Stepping off the elevator into the new offices of NORR Ltd. in Toronto, one immediately gets the sense that this is a firm that knows its particular client base well, and caters to their aesthetics. A warm palette of limestone, rubbed plaster walls and sycamore draws the visitor into the centrepiece of the office interior, a large, open space bisected by a glass wall into two visually connected rooms, a boardroom and reception area.
The understated palette continues with sycamore applied to two sidewalls and walnut featured on the reception desk. The floating glass screen that separates the desk from the boardroom space can be folded into pockets concealed in the sidewalls to create one large room for all-hands meetings and parties.
This space clearly acts as NORR’s calling card. “It’s refined design, but it’s very businesslike,” says David Clusiau, architectural design principal at NORR. “We often include our offices on a tour of our projects when dealing with a corporate client.” It’s easy to see why many of those clients feel would at home in this space. The look is crisp, and demonstrates a very rational, Miesian approach. “On that level it is a marketing tool,” says Clusiau.
With this centrepiece acting as the front of house, the back of house, which follows a roughly triangular circulation ring around the elevator core, is the guts of the space. Because NORR is a fully-integrated architectural and engineering firm, with all divisions of the industry – architecture, interior design, mechanical, electrical and structural engineering – in one office, and because these divisions interact on a daily basis and even move around in the office based on project needs, there needed to be a generic quality to the workspaces.

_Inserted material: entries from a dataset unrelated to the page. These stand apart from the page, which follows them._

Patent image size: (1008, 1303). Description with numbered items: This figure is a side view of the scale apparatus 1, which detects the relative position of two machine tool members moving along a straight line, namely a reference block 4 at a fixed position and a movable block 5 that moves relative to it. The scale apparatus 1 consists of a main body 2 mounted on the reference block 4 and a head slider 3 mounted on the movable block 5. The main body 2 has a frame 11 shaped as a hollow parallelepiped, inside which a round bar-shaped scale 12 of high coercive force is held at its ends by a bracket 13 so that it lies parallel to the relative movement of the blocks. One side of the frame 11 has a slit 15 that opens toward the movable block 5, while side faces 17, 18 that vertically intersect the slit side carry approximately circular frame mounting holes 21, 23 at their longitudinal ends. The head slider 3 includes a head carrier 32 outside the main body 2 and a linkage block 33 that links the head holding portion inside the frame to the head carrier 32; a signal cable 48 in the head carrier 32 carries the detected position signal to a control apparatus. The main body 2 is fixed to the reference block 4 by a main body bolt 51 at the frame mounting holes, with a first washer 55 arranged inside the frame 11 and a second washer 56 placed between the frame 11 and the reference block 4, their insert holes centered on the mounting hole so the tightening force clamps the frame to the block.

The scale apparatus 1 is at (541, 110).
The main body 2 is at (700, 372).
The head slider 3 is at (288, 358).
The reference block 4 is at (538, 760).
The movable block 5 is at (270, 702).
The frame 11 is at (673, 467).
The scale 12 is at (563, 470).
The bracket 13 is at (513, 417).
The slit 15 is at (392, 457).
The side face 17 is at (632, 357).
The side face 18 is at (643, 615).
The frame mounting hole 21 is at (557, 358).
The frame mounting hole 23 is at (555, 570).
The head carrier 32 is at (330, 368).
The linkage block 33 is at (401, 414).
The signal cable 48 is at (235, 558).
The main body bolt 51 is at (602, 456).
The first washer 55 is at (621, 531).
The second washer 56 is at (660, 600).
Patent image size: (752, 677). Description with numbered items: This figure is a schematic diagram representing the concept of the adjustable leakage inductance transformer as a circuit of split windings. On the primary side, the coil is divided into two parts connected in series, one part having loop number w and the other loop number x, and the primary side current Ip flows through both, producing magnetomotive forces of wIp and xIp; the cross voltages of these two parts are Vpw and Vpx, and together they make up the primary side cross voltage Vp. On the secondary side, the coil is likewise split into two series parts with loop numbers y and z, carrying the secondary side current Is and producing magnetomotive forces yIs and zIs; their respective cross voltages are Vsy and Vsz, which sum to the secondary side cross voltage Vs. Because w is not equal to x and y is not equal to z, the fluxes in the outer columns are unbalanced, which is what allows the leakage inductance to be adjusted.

Similar workstations featuring Allsteel chairs and systems are used by nearly everyone, and are characterized by an island between two stations that acts as standing-height meeting spaces and storage. Like the majority of office environments, chairs and office systems were chosen based on price point, design, and staff testing.
The firm required workspaces that would allow for rapid team reassembly based on individual project needs. To accommodate, it was established which group had the highest number of needs, and this was then used as the benchmark for the design to meet. For example, engineers typically need a lot of storage space for reference documents, so the islands and workstations were chosen to accommodate those needs. This means CAD operators, for example, who have comparably less storage needs per workstation, ended up with more than they need.
Instead of being avant garde, this space is more about balanced design that fulfills many needs. “What we’ve got is better than almost any other engineering firm, but maybe not as flashy as some architectural firms,” says Clusiau. “I think this space really encapsulates what we’re about – it’s not flashy, but it’s beautiful in a very classic, refined sense, as opposed to being a flamboyant statement.”
Other architects dispense with the corporate aesthetic, such as SMC Alsop, who recently opened its Toronto studio in an 1860s former warehouse building in the city’s entertainment district. This interior is decidedly different from the clean aesthetic at NORR.
The Toronto branch of the Will Alsop empire makes no bones of the fact that the studio is very much an extension of the man. This is a studio in the truest sense of the word; always changing, always working, the creative process laid bare, to the bones. What you see has not been cultivated, curated or cleaned. “This is where we work,” says Gregory Woods, director, SMC Alsop.
Woods doesn’t see a disconnect between the firm’s various offices around the world: Alsop’s process, as has been exhaustively documented, is a painterly one, and each office is a version of the painting shed at the back of his English country house. As such, his London office is known for sharing space with other artists, even bringing in models for drawing practice. Drawing on the collaborative energy of this cross-pollination of disciplines is vital to the company’s philosophy. In the Toronto studio there’s already a communal easel and canvas station in one corner, and jigsaws, circular saws and sewing machines scattered in others.
A long, finely detailed, bar-like structure is planned for the middle of the space that will physically and mentally separate the “clean” side of the office (the computer side) from the “dirty.”
The studio is more concerned with the process than the product, but clearly the product speaks for itself, such the Ontario College of Art and Design expansion, the Westside Lofts sales pavilion (both Toronto), and competition entries for projects in Edmonton and other cities, which pervade the space in the form of various models, making a visitor feel like Gulliver among the Lilliputians. “Models, unlike something you make in a computer, sit there and look at you defiantly. They demand you to interact with them. You can’t switch them off once they’ve been built,” says Woods.
“The ethos of the studio is about experimentation and exploration, not about absolutes,” he concludes, “so it would highly inappropriate for the studio to reflect an absolute aesthetic paradigm.”